Northwestern Press

Saturday, April 4, 2020
PRESS PHOTO BY JIM MARSHRobert Schantz, of Lower Macungie Township, transforms from his everyday identity as a retired art teacher to Chump the Clown, through which he has entertained, amused and offered religious training for more than three decades in the Lehigh Valley. PRESS PHOTO BY JIM MARSHRobert Schantz, of Lower Macungie Township, transforms from his everyday identity as a retired art teacher to Chump the Clown, through which he has entertained, amused and offered religious training for more than three decades in the Lehigh Valley.

LVHN COMMUNITY PARTNER

Thursday, March 26, 2020 by JIM MARSH Special to The Press in Local News

Retired art teacher performs as Chump the Clown for more than three decades

As a youth growing up in Orefield, Robert Schantz never dreamed clowning around was in his future.

He wasn’t the class clown and he does not recall any of his teachers in the Parkland School District ever telling him to stop clowning around.

But as an adult, retired art teacher Schantz, now living in Lower Macungie Township, has spent more than three decades entertaining, amusing and teaching religious lessons through his persona as Chump the Clown.

Schantz has been attending Jordan United Church of Christ, South Whitehall, since he was 2 years old.

He has volunteered in every spot at the church where there was a need.

Through it all, Schantz wove his Kutztown University degree into his volunteer activities and the church’s rotating seasonal theme settings.

In 1980, a new opportunity arose, and with it Chump the Clown was born.

A church volunteer attended a conference promoting ways to bring the arts into worship services. Included was a session on how to begin a church clown ministry.

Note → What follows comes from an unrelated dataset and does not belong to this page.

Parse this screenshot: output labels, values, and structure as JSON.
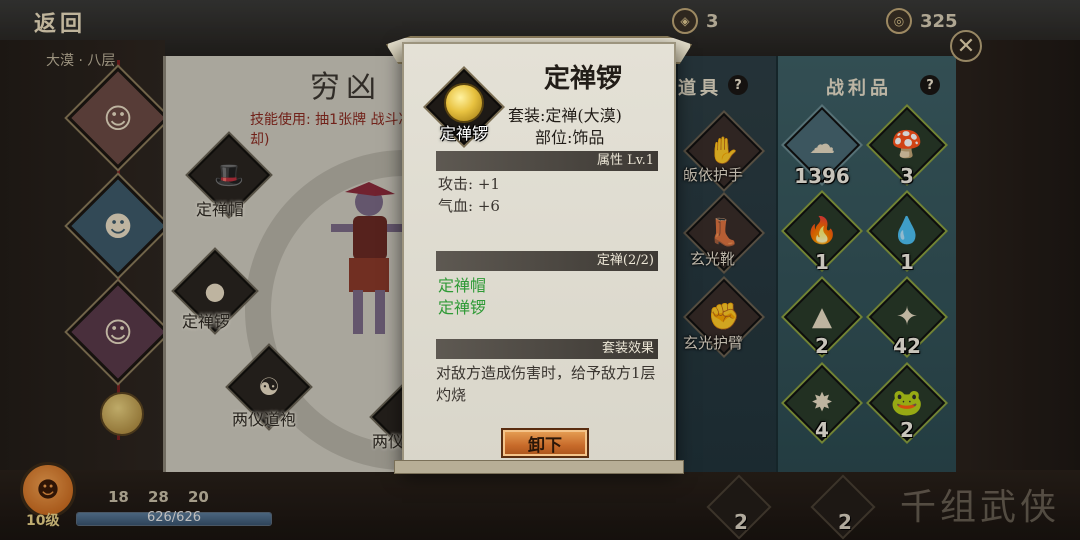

The idea gained immediate traction at Jordan UCC, and Schantz was one of four or five adults, and later several teens, who volunteered to learn how to apply clown makeup, design costumes and use pantomime techniques to teach Bible life lessons to youthful and established church audiences.

“Clowns in a church ministry never talk but we become adept at being mute and using facial expressions, body motion, signage and props to get our message across,” Schantz explained.

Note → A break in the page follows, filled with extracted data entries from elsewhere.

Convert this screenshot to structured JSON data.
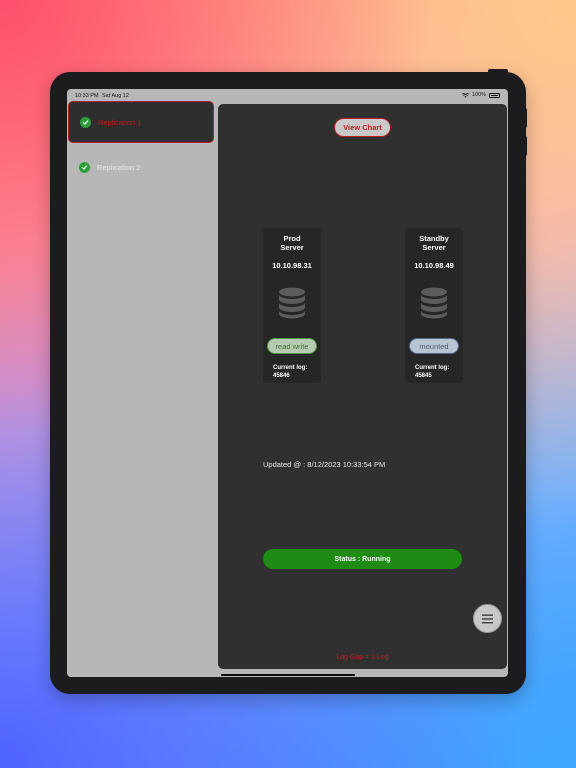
{
  "status_bar": {
    "time": "10:33 PM",
    "date": "Sat Aug 12",
    "battery": "100%"
  },
  "sidebar": {
    "items": [
      {
        "label": "Replication 1",
        "selected": true
      },
      {
        "label": "Replication 2",
        "selected": false
      }
    ]
  },
  "detail": {
    "view_chart_label": "View Chart",
    "servers": [
      {
        "name": "Prod\nServer",
        "ip": "10.10.98.31",
        "mode": "read write",
        "log_label": "Current log:",
        "log_value": "45846"
      },
      {
        "name": "Standby\nServer",
        "ip": "10.10.98.49",
        "mode": "mounted",
        "log_label": "Current log:",
        "log_value": "45845"
      }
    ],
    "updated_text": "Updated @ : 8/12/2023 10:33:54 PM",
    "status_text": "Status : Running",
    "footer_text": "Log Gap = 1 Log"
  },
  "colors": {
    "accent_red": "#c21d1d",
    "status_green": "#1f8a14",
    "check_green": "#2e9e3b"
  },
  "icons": [
    "wifi-icon",
    "battery-icon",
    "checkmark-icon",
    "database-icon",
    "menu-icon"
  ]
}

In a typical performance, clown ministry participants begin in everyday street clothes, then apply makeup and get into costume, while congregants watch the transformation.

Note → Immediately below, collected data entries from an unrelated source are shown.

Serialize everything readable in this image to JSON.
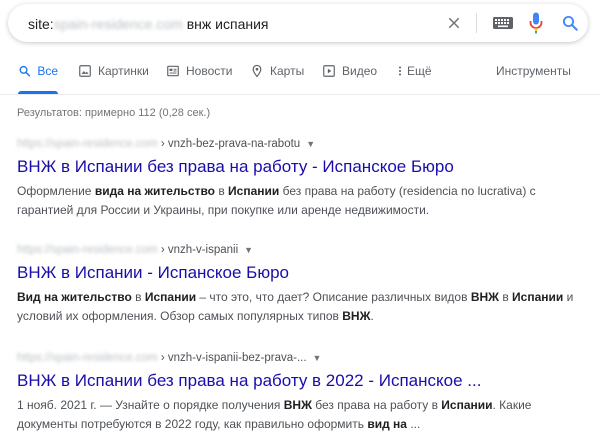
{
  "search": {
    "site_prefix": "site:",
    "site_domain": "spain-residence.com",
    "query_terms": " внж испания"
  },
  "tabs": [
    {
      "label": "Все",
      "icon": "search-icon",
      "active": true
    },
    {
      "label": "Картинки",
      "icon": "image-icon"
    },
    {
      "label": "Новости",
      "icon": "newspaper-icon"
    },
    {
      "label": "Карты",
      "icon": "map-pin-icon"
    },
    {
      "label": "Видео",
      "icon": "play-icon"
    },
    {
      "label": "Ещё",
      "icon": "more-vert-icon"
    },
    {
      "label": "Инструменты"
    }
  ],
  "stats": "Результатов: примерно 112 (0,28 сек.)",
  "results": [
    {
      "domain": "https://spain-residence.com",
      "separator": " › ",
      "path": "vnzh-bez-prava-na-rabotu",
      "title": "ВНЖ в Испании без права на работу - Испанское Бюро",
      "snippet": [
        [
          "Оформление ",
          ""
        ],
        [
          "вида на жительство",
          "b"
        ],
        [
          " в ",
          ""
        ],
        [
          "Испании",
          "b"
        ],
        [
          " без права на работу (residencia no lucrativa) с гарантией для России и Украины, при покупке или аренде недвижимости.",
          ""
        ]
      ]
    },
    {
      "domain": "https://spain-residence.com",
      "separator": " › ",
      "path": "vnzh-v-ispanii",
      "title": "ВНЖ в Испании - Испанское Бюро",
      "snippet": [
        [
          "Вид на жительство",
          "b"
        ],
        [
          " в ",
          ""
        ],
        [
          "Испании",
          "b"
        ],
        [
          " – что это, что дает? Описание различных видов ",
          ""
        ],
        [
          "ВНЖ",
          "b"
        ],
        [
          " в ",
          ""
        ],
        [
          "Испании",
          "b"
        ],
        [
          " и условий их оформления. Обзор самых популярных типов ",
          ""
        ],
        [
          "ВНЖ",
          "b"
        ],
        [
          ".",
          ""
        ]
      ]
    },
    {
      "domain": "https://spain-residence.com",
      "separator": " › ",
      "path": "vnzh-v-ispanii-bez-prava-...",
      "title": "ВНЖ в Испании без права на работу в 2022 - Испанское ...",
      "snippet": [
        [
          "1 нояб. 2021 г. — Узнайте о порядке получения ",
          ""
        ],
        [
          "ВНЖ",
          "b"
        ],
        [
          " без права на работу в ",
          ""
        ],
        [
          "Испании",
          "b"
        ],
        [
          ". Какие документы потребуются в 2022 году, как правильно оформить ",
          ""
        ],
        [
          "вид на",
          "b"
        ],
        [
          " ...",
          ""
        ]
      ]
    }
  ],
  "colors": {
    "link": "#1a0dab",
    "accent": "#1a73e8",
    "mic_blue": "#4285f4",
    "mic_red": "#ea4335",
    "mic_yellow": "#fbbc04",
    "mic_green": "#34a853"
  }
}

“We knew that some youngsters, and even adults, can be fearful and skeptical of persons made up as clowns,” Schantz said.

“We took it slow and easy so we did not just spring our clown personas on our audience.”

In the world of clowning, makeup levels can be elaborate.

The level used by Schantz and his clown ministry companions is labeled the “august” look. It is the simplest to apply and employs cheek spots of white, red and black and a lip application.

“Even the colors we applied had significance,” Schantz explained. “Our white makeup represents Christ’s death and the red depicts new life.”

Schantz’s most memorable clown skit revolved around a Biblical changed heart parable.

He was designated as the bully clown who disrupted other clowns involved in playful activities.

“The other clowns loved me out of my bullying ways,” Schantz said. “They gave me an injection and pulled slips of paper labeled bully, anger, jealousy and resentment out of my heart area and replaced them with labels of love, caring and helpfulness. They gave me a changed heart.”

To this day, Schantz looks back at that lesson as the most life-changing pantomime he ever participated in as Chump the Clown.

Schantz’s clown name came from a youth group member who had it on the tip of her tongue when he asked for naming help.

Schantz learned years later his father had the nickname “Chump” as he was growing up and his father just took it for granted his son picked that name for his clown.

His wife, Cheryl, has been a very supportive partner throughout his clown ministry. While she participated as a clown in the early portion of the ministry, she had to drop back because of allergic reactions to the makeup.

“She is always there, though, whenever we need costuming or background setting assistance, or to drive me home after a tiring performance.”

Youth church programming has changed in recent years with teen participation being the main driver and that has led to the clown ministry giving way to the new direction, Schantz said.

He has continued employing Chump at birthday celebrations, nursing home visits and other venues where he can add joy to a gathering.

Even though the clown ministry does not have the influence it had years ago, Schantz said he still has the clown in him.

“I pull out the greasepaint makeup kit when the Schnecksville Fair and a few other festivals roll around each year,” he said.

“When I get made up as Chump the Clown, I become that persona, and bringing joy to people gives me unspeakable satisfaction.”